Syscall mode
In the processes of puttering with the virtual file table, Jim and I (Doug Thain) came across some strange bits of code relating to the system call mode. After some discussion, we agreed on the enclosed interpretation of the system call mode.thain 1-Feb-1999
Abstract
The syscall mode moves along two axes:
- SYS_LOCAL/SYS_REMOTE describes whether non-filesystem calls are executed locally, or sent to the shadow.
- SYS_MAPPED/SYS_UNMAPPED describes whether filesystem calls are redirected through the virtual file table.
All four combinations are valid, and some have surprising side effects. The existing HTCondor code does not use or implement these states consistently. Below, we propose an interpretation to use in the future.
Background
In earlier versions of HTCondor, there were two ways to open a file -- either on the local host, or via a remote system call. However, the number of ways to access a file is expanding, and this is causing some confusion in the meaning of the system call flags.
System calls related to the file system (open, close, read, write, etc.) will pass through a virtual file table (vft). The vft hides a bunch of things from the user. Primarily, it hides the access method -- for a given fd, you might be communicating with the shadow, or an ioserver, or any number of other entities.
When SYS_MAPPED is in effect, the vft is consulted for all filesystem calls. For example, a SYS_MAPPED read() is routed through the vft. The user-supplied fd is converted into a real fd, and the vft indicates the access method for the read (local, shadow, ioserver, etc.).
What about SYS_UNMAPPED? A SYS_UNMAPPED read() can be performed in only one of two ways: on the local machine or on the shadow. The choice is determined by the other axis of the syscall mode. (Ah hah!)

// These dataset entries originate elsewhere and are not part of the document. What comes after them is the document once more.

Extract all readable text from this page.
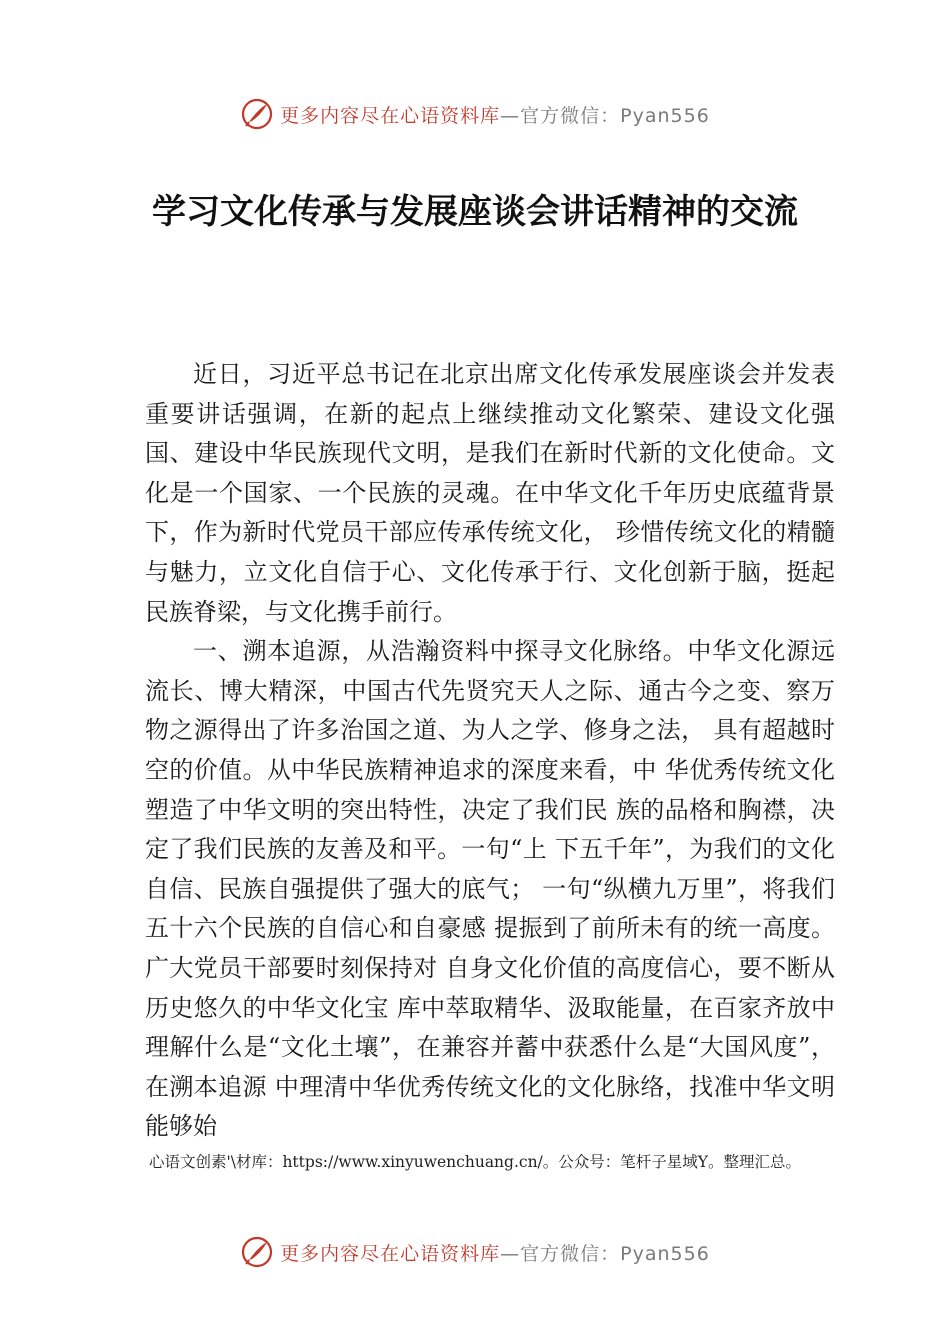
更多内容尽在心语资料库 —官方微信：Pyan556
学习文化传承与发展座谈会讲话精神的交流

近日，习近平总书记在北京出席文化传承发展座谈会并发表重要讲话强调，在新的起点上继续推动文化繁荣、建设文化强国、建设中华民族现代文明，是我们在新时代新的文化使命。文化是一个国家、一个民族的灵魂。在中华文化千年历史底蕴背景下，作为新时代党员干部应传承传统文化， 珍惜传统文化的精髓与魅力，立文化自信于心、文化传承于行、文化创新于脑，挺起民族脊梁，与文化携手前行。

一、溯本追源，从浩瀚资料中探寻文化脉络。中华文化源远流长、博大精深，中国古代先贤究天人之际、通古今之变、察万物之源得出了许多治国之道、为人之学、修身之法， 具有超越时空的价值。从中华民族精神追求的深度来看，中 华优秀传统文化塑造了中华文明的突出特性，决定了我们民 族的品格和胸襟，决定了我们民族的友善及和平。一句“上 下五千年”，为我们的文化自信、民族自强提供了强大的底气； 一句“纵横九万里”，将我们五十六个民族的自信心和自豪感 提振到了前所未有的统一高度。广大党员干部要时刻保持对 自身文化价值的高度信心，要不断从历史悠久的中华文化宝 库中萃取精华、汲取能量，在百家齐放中理解什么是“文化土壤”，在兼容并蓄中获悉什么是“大国风度”，在溯本追源 中理清中华优秀传统文化的文化脉络，找准中华文明能够始

心语文创素'\材库：https://www.xinyuwenchuang.cn/。公众号：笔杆子星域Y。整理汇总。
更多内容尽在心语资料库 —官方微信：Pyan556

SYS_LOCAL/SYS_REMOTE is (almost) orthogonal to SYS_MAPPED/SYS_UNMAPPED. When SYS_LOCAL is in effect, non-filesystem calls are executed locally. When SYS_REMOTE is in effect, non-filesystem calls are sent to the shadow for execution. When mapping is not in effect, system calls such as read() and write() are executed according to the SYS_LOCAL/SYS_REMOTE mode.
The Four Possible States
SetSyscalls(SYS_LOCAL|SYS_UNMAPPED) is the simplest case. All system calls are executed on the local system. Examples: gettimeofday() is executed locally. read() is executed locally with the given file descriptor.

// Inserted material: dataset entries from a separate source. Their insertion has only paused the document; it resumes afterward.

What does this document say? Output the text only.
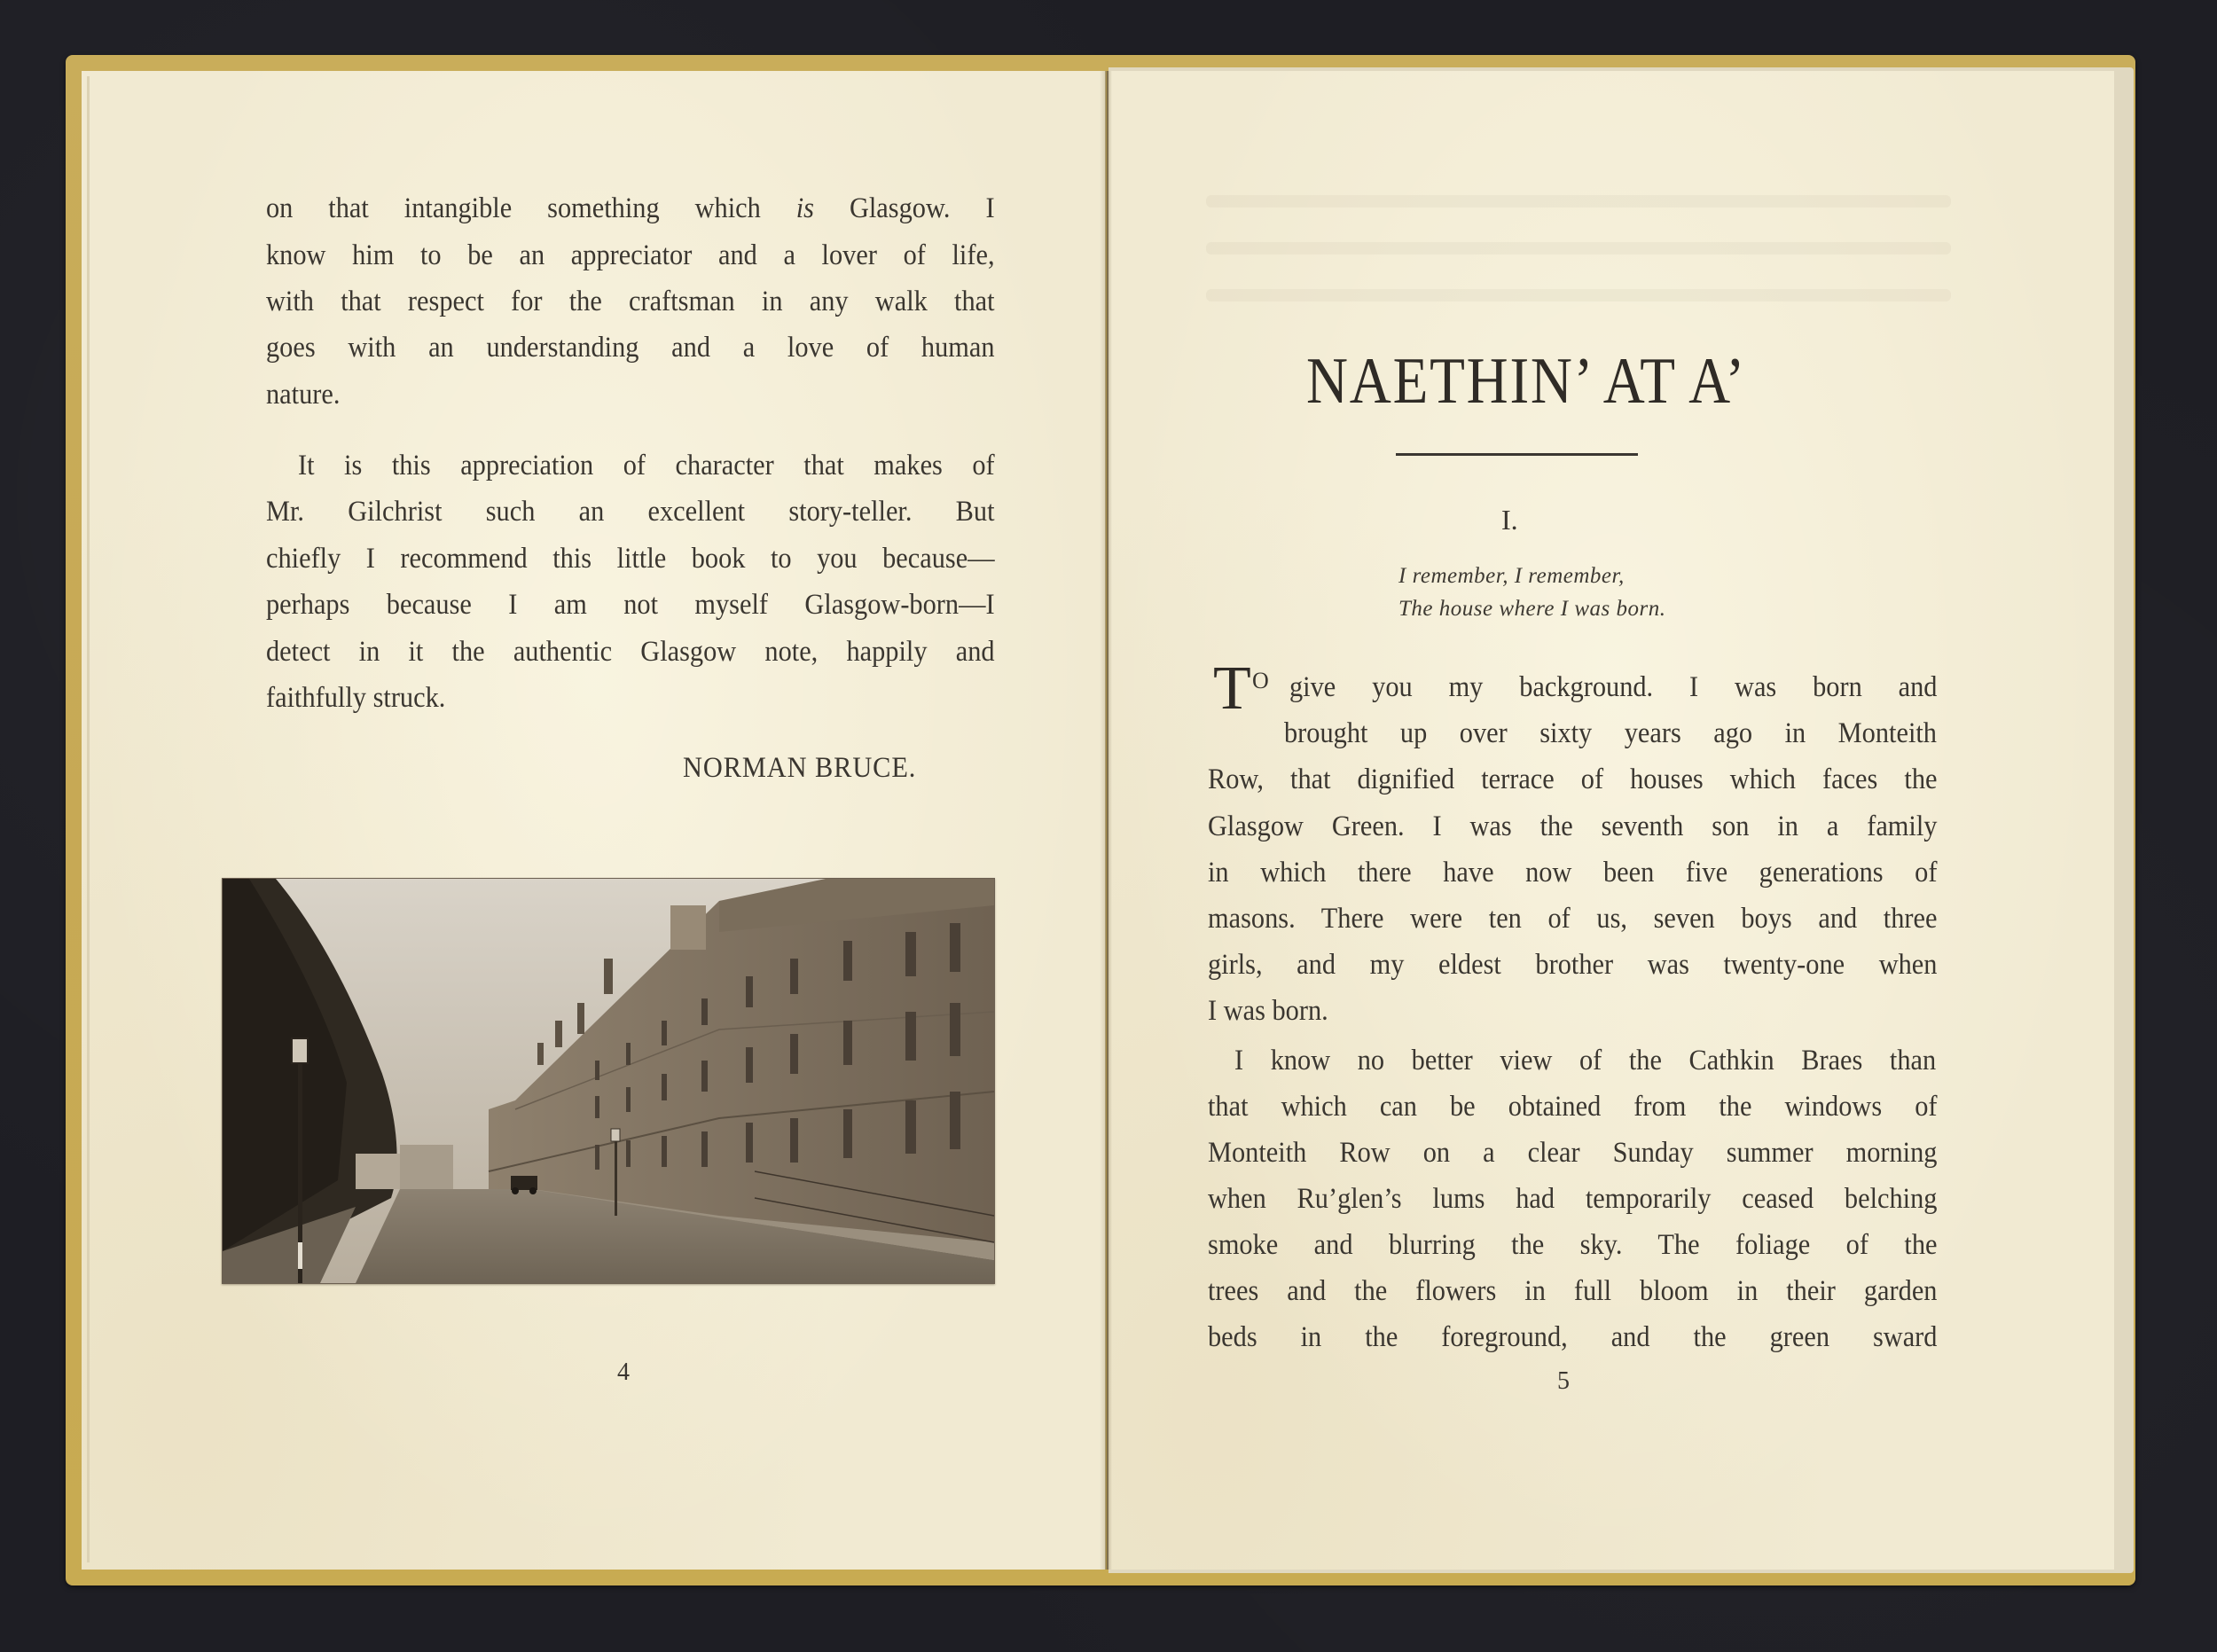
on that intangible something which is Glasgow. I
know him to be an appreciator and a lover of life,
with that respect for the craftsman in any walk that
goes with an understanding and a love of human
nature.
It is this appreciation of character that makes of
Mr. Gilchrist such an excellent story-teller. But
chiefly I recommend this little book to you because—
perhaps because I am not myself Glasgow-born—I
detect in it the authentic Glasgow note, happily and
faithfully struck.
NORMAN BRUCE.
4
NAETHIN’ AT A’
I.
I remember, I remember,
The house where I was born.
T O give you my background. I was born and
brought up over sixty years ago in Monteith
Row, that dignified terrace of houses which faces the
Glasgow Green. I was the seventh son in a family
in which there have now been five generations of
masons. There were ten of us, seven boys and three
girls, and my eldest brother was twenty-one when
I was born.
I know no better view of the Cathkin Braes than
that which can be obtained from the windows of
Monteith Row on a clear Sunday summer morning
when Ru’glen’s lums had temporarily ceased belching
smoke and blurring the sky. The foliage of the
trees and the flowers in full bloom in their garden
beds in the foreground, and the green sward
5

SetSyscalls(SYS_REMOTE|SYS_UNMAPPED) indicates that ALL system calls are to be dispatched to the shadow. An operation on an fd is not interpreted by the user job -- it is simply passed on to it's representative on the shadow. Examples: gettimeofday() is executed on the shadow. read() is executed on the shadow with the given file descriptor
SetSyscalls(SYS_REMOTE|SYS_MAPPED) is the common mode of execution in HTCondor. MOST system calls are sent to the shadow. However, filesystem calls are routed through the virtual file table. From there, they are dispatched according to the access method of the appropriate file. Examples: gettimeofday() is executed on the shadow. read() is executed according to the access method stored in the vft.

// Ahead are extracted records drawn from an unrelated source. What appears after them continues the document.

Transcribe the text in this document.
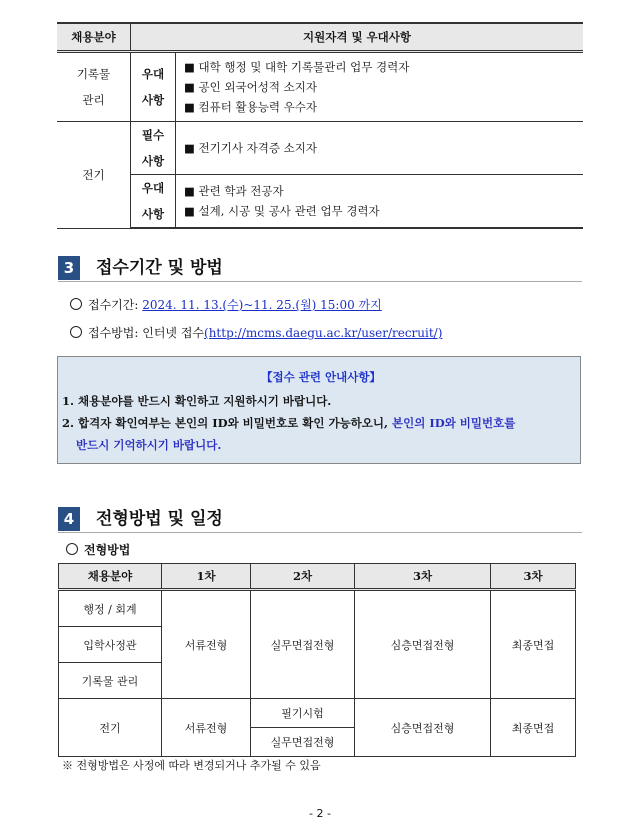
채용분야	지원자격 및 우대사항	
기록물 관리	우대 사항	■ 대학 행정 및 대학 기록물관리 업무 경력자
■ 공인 외국어성적 소지자
■ 컴퓨터 활용능력 우수자

전기	필수 사항	■ 전기기사 자격증 소지자

	우대 사항	■ 관련 학과 전공자
■ 설계, 시공 및 공사 관련 업무 경력자
3	접수기간 및 방법
접수기간: 2024. 11. 13.(수)~11. 25.(월) 15:00 까지
접수방법: 인터넷 접수(http://mcms.daegu.ac.kr/user/recruit/)
【접수 관련 안내사항】
1. 채용분야를 반드시 확인하고 지원하시기 바랍니다.
2. 합격자 확인여부는 본인의 ID와 비밀번호로 확인 가능하오니, 본인의 ID와 비밀번호를
반드시 기억하시기 바랍니다.
4	전형방법 및 일정
전형방법
채용분야	1차	2차	3차	3차
행정 / 회계	서류전형	실무면접전형	심층면접전형	최종면접
입학사정관				
기록물 관리				
전기	서류전형	필기시험	심층면접전형	최종면접
		실무면접전형		
※ 전형방법은 사정에 따라 변경되거나 추가될 수 있음
- 2 -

SetSyscalls(SYS_LOCAL|SYS_MAPPED) is a little unusual. Non-filesystem calls are executed locally. Filesystem calls are routed through the virtual file table, and dispatched according to their access methods. IN THIS MODE, A FILE MIGHT STILL BE ACCESSED REMOTELY. Despite the fact that SYS_LOCAL is in effect, the vft could route an fd to any kind of access method, including remote access. Examples: gettimeofday() is executed locally. read() is executed according to the access method stored in the vft.
Open is a Little Tricky
open() considers both axes of the system call mode. The first axis is used to establish the appropriate access method for the file being opened.
SYS_LOCAL: Access method is local. Perform a local open. SYS_REMOTE: Ask the shadow, "What access method should I use for this file name?" (local, remote, ioserver, etc.), and then perform the appropriate open.
The second axis is used to determine what fd to return to the user.
SYS_UNMAPPED: Don't touch the vft. Return a real fd. SYS_MAPPED: Install this file in the vft, and return a virtual file descriptor.
Things to note
- SYS_MAPPED refers to signals as well as files. You might consider the SYS_MAPPED/SYS_UNMAPPED access to be akin to supervisor/user mode.
- SYS_LOCAL by itself does NOT prevent all remote system calls.
- The checkpoint code also has a third axis, STANDALONE/REMOTE. In standalone mode, the user job has been run without a starter or a shadow, so SYS_REMOTE is not possible. (However, SYS_MAPPED still is!)